Wednesday, July 02, 2008

DFNY Sends Sympathies to Staten Island Dog Attack Victim,
Urges Full Investigation of Previous Complaints

Group Aims to Prevent Future Tragedies Through Enforcement
of Laws Requiring Humane Containment of Dogs

July 2, 2008 – New York, NY -- In response to news of a dog attack resulting in serious injuries in Staten Island, New York, members of the Dog Federation of New York (DFNY) today issued a statement of sympathy and support for Henry Piotrowski and his family. Mr. Piotrowski was gravely injured by two dogs that entered his yard. Press reports indicate that residents had complained repeatedly about the dogs, which have since been euthanized.

"Our hearts go out to Mr. Piotrowski, his family and his friends," commented Mahlon Goer, spokesperson. “While the exact events leading to the attack are still unknown, it appears that the dogs were allowed to roam and menace members of the community on previous occasions, and that authorities were alerted repeatedly. We are calling for a full investigation into the circumstances which led to this tragedy.”

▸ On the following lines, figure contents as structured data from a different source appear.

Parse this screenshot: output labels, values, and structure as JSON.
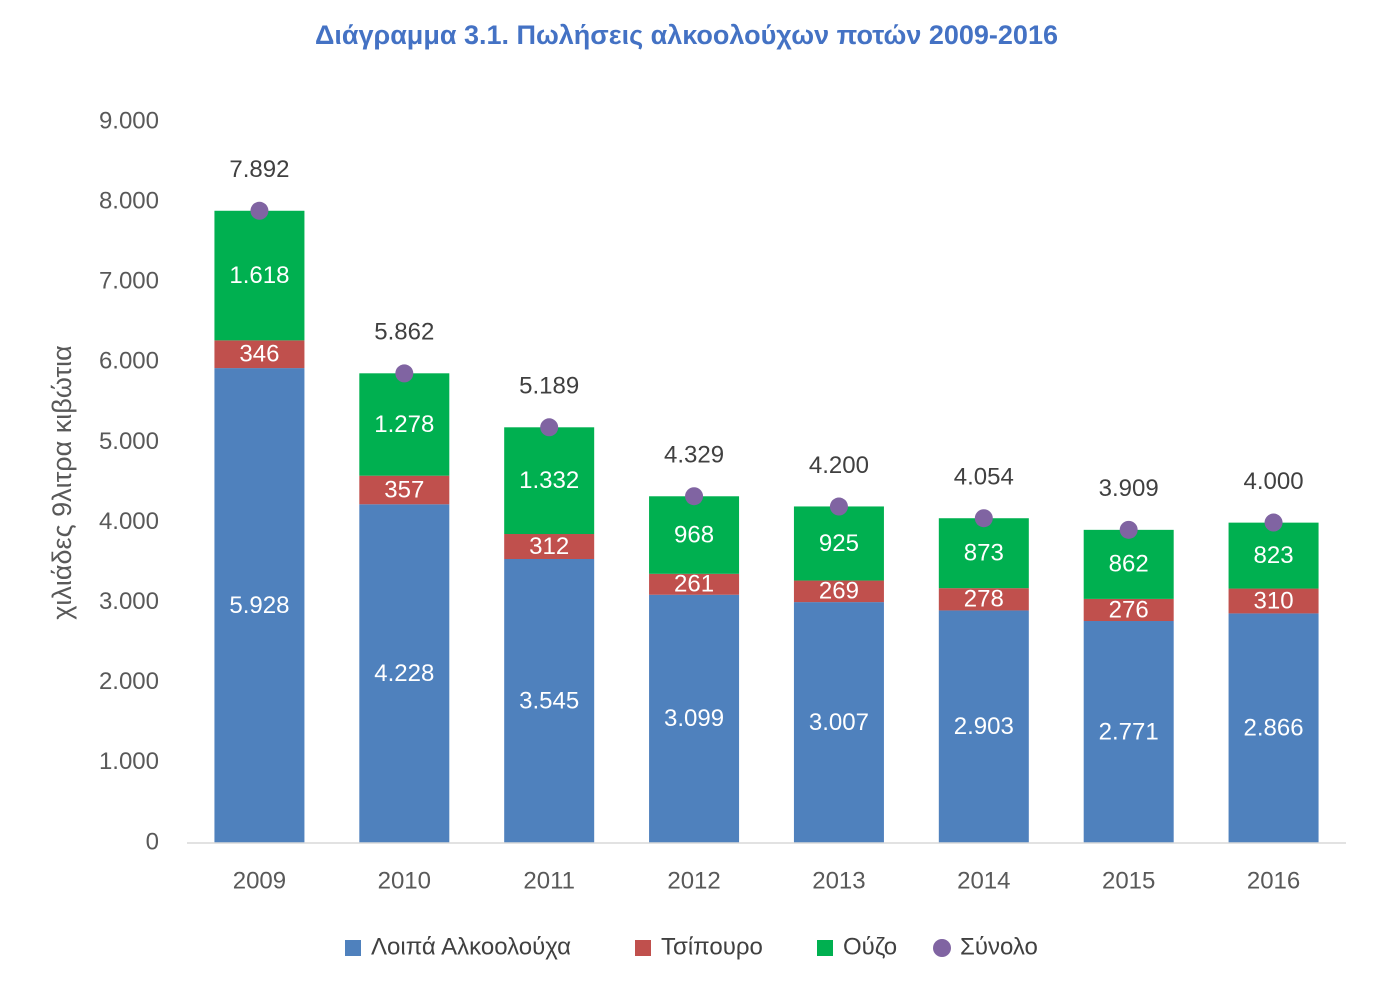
{
  "chart_data": {
    "type": "bar",
    "stacked": true,
    "title": "Διάγραμμα 3.1. Πωλήσεις αλκοολούχων ποτών 2009-2016",
    "ylabel": "χιλιάδες 9λιτρα κιβώτια",
    "xlabel": "",
    "ylim": [
      0,
      9000
    ],
    "yticks": [
      "0",
      "1.000",
      "2.000",
      "3.000",
      "4.000",
      "5.000",
      "6.000",
      "7.000",
      "8.000",
      "9.000"
    ],
    "ytick_values": [
      0,
      1000,
      2000,
      3000,
      4000,
      5000,
      6000,
      7000,
      8000,
      9000
    ],
    "grid": false,
    "legend_position": "bottom",
    "categories": [
      "2009",
      "2010",
      "2011",
      "2012",
      "2013",
      "2014",
      "2015",
      "2016"
    ],
    "series": [
      {
        "name": "Λοιπά Αλκοολούχα",
        "color": "#4F81BD",
        "values": [
          5928,
          4228,
          3545,
          3099,
          3007,
          2903,
          2771,
          2866
        ],
        "labels": [
          "5.928",
          "4.228",
          "3.545",
          "3.099",
          "3.007",
          "2.903",
          "2.771",
          "2.866"
        ]
      },
      {
        "name": "Τσίπουρο",
        "color": "#C0504D",
        "values": [
          346,
          357,
          312,
          261,
          269,
          278,
          276,
          310
        ],
        "labels": [
          "346",
          "357",
          "312",
          "261",
          "269",
          "278",
          "276",
          "310"
        ]
      },
      {
        "name": "Ούζο",
        "color": "#00B050",
        "values": [
          1618,
          1278,
          1332,
          968,
          925,
          873,
          862,
          823
        ],
        "labels": [
          "1.618",
          "1.278",
          "1.332",
          "968",
          "925",
          "873",
          "862",
          "823"
        ]
      }
    ],
    "total": {
      "name": "Σύνολο",
      "color": "#8064A2",
      "marker": "circle",
      "values": [
        7892,
        5862,
        5189,
        4329,
        4200,
        4054,
        3909,
        4000
      ],
      "labels": [
        "7.892",
        "5.862",
        "5.189",
        "4.329",
        "4.200",
        "4.054",
        "3.909",
        "4.000"
      ]
    }
  }
}
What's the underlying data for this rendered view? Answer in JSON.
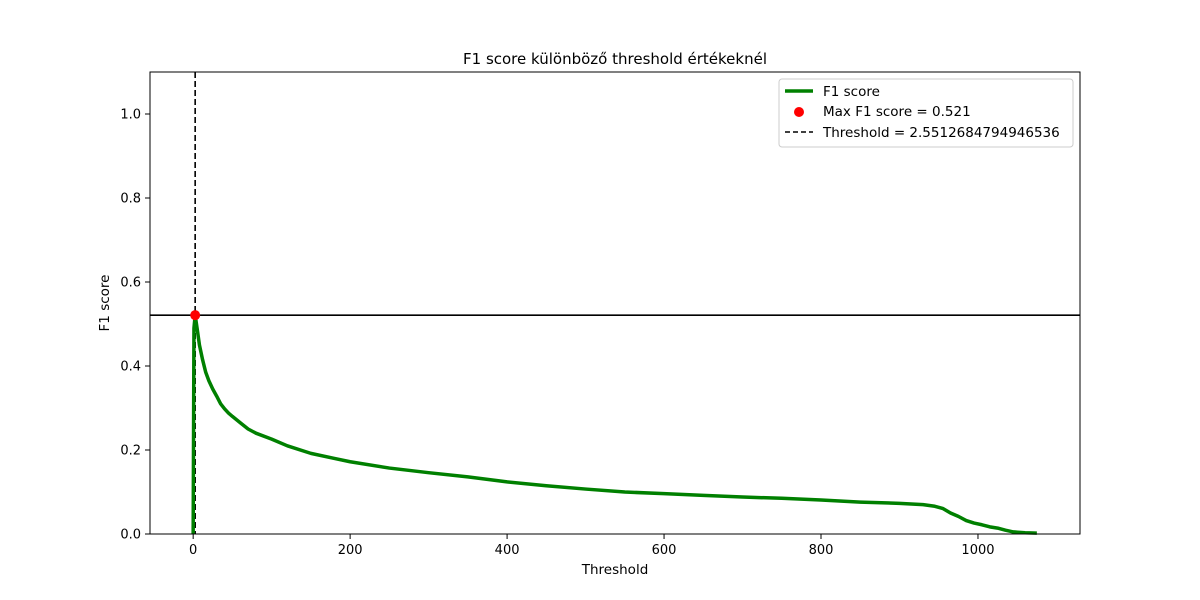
{
  "chart_data": {
    "type": "line",
    "title": "F1 score különböző threshold értékeknél",
    "xlabel": "Threshold",
    "ylabel": "F1 score",
    "xlim": [
      -55,
      1130
    ],
    "ylim": [
      0,
      1.1
    ],
    "x_ticks": [
      0,
      200,
      400,
      600,
      800,
      1000
    ],
    "y_ticks": [
      0.0,
      0.2,
      0.4,
      0.6,
      0.8,
      1.0
    ],
    "x_tick_labels": [
      "0",
      "200",
      "400",
      "600",
      "800",
      "1000"
    ],
    "y_tick_labels": [
      "0.0",
      "0.2",
      "0.4",
      "0.6",
      "0.8",
      "1.0"
    ],
    "grid": false,
    "legend_position": "top-right",
    "series": [
      {
        "name": "F1 score",
        "color": "#008000",
        "x": [
          0,
          1,
          2.55,
          5,
          8,
          12,
          16,
          20,
          25,
          30,
          35,
          40,
          45,
          50,
          60,
          70,
          80,
          100,
          120,
          150,
          180,
          200,
          250,
          300,
          350,
          400,
          450,
          500,
          550,
          600,
          650,
          700,
          750,
          800,
          850,
          900,
          930,
          945,
          955,
          965,
          975,
          985,
          995,
          1005,
          1015,
          1025,
          1035,
          1045,
          1060,
          1075
        ],
        "y": [
          0.0,
          0.49,
          0.521,
          0.49,
          0.45,
          0.415,
          0.385,
          0.365,
          0.345,
          0.328,
          0.31,
          0.298,
          0.288,
          0.28,
          0.265,
          0.25,
          0.24,
          0.226,
          0.21,
          0.192,
          0.18,
          0.172,
          0.157,
          0.146,
          0.136,
          0.124,
          0.115,
          0.107,
          0.1,
          0.096,
          0.092,
          0.088,
          0.085,
          0.081,
          0.076,
          0.073,
          0.07,
          0.066,
          0.061,
          0.05,
          0.042,
          0.032,
          0.026,
          0.022,
          0.017,
          0.014,
          0.009,
          0.005,
          0.003,
          0.002
        ]
      }
    ],
    "max_point": {
      "label": "Max F1 score = 0.521",
      "x": 2.5512684794946536,
      "y": 0.521,
      "color": "#ff0000"
    },
    "threshold_line": {
      "label": "Threshold = 2.5512684794946536",
      "x": 2.5512684794946536,
      "color": "#000000"
    },
    "hline": {
      "y": 0.521,
      "color": "#000000"
    }
  }
}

According to the Centers for Disease Control, almost all dog bites are preventable. Neither the breed of dog, nor the method of restraint are reliable indicators of the likelihood of dog bites.

“We want to make sure we educate the entire community to prevent future tragedies such as this,” said Ms. Goer. DFNY is offering its resources and assistance to the family, the public, and community leaders. To help educate the public about dog bite prevention, the Dog Federation of New York is reaching out to local community leaders with preventative safety and educational programs centered on material published by the Centers for Disease Control.

To help get the message to the community, DFNY will partner with local radio stations in the metro New York area to run dog safety public service announcements from the Campaign For Responsible Ownership. They are based on research and recommendations from both the Centers for Disease Control and the American Veterinary Medical Association.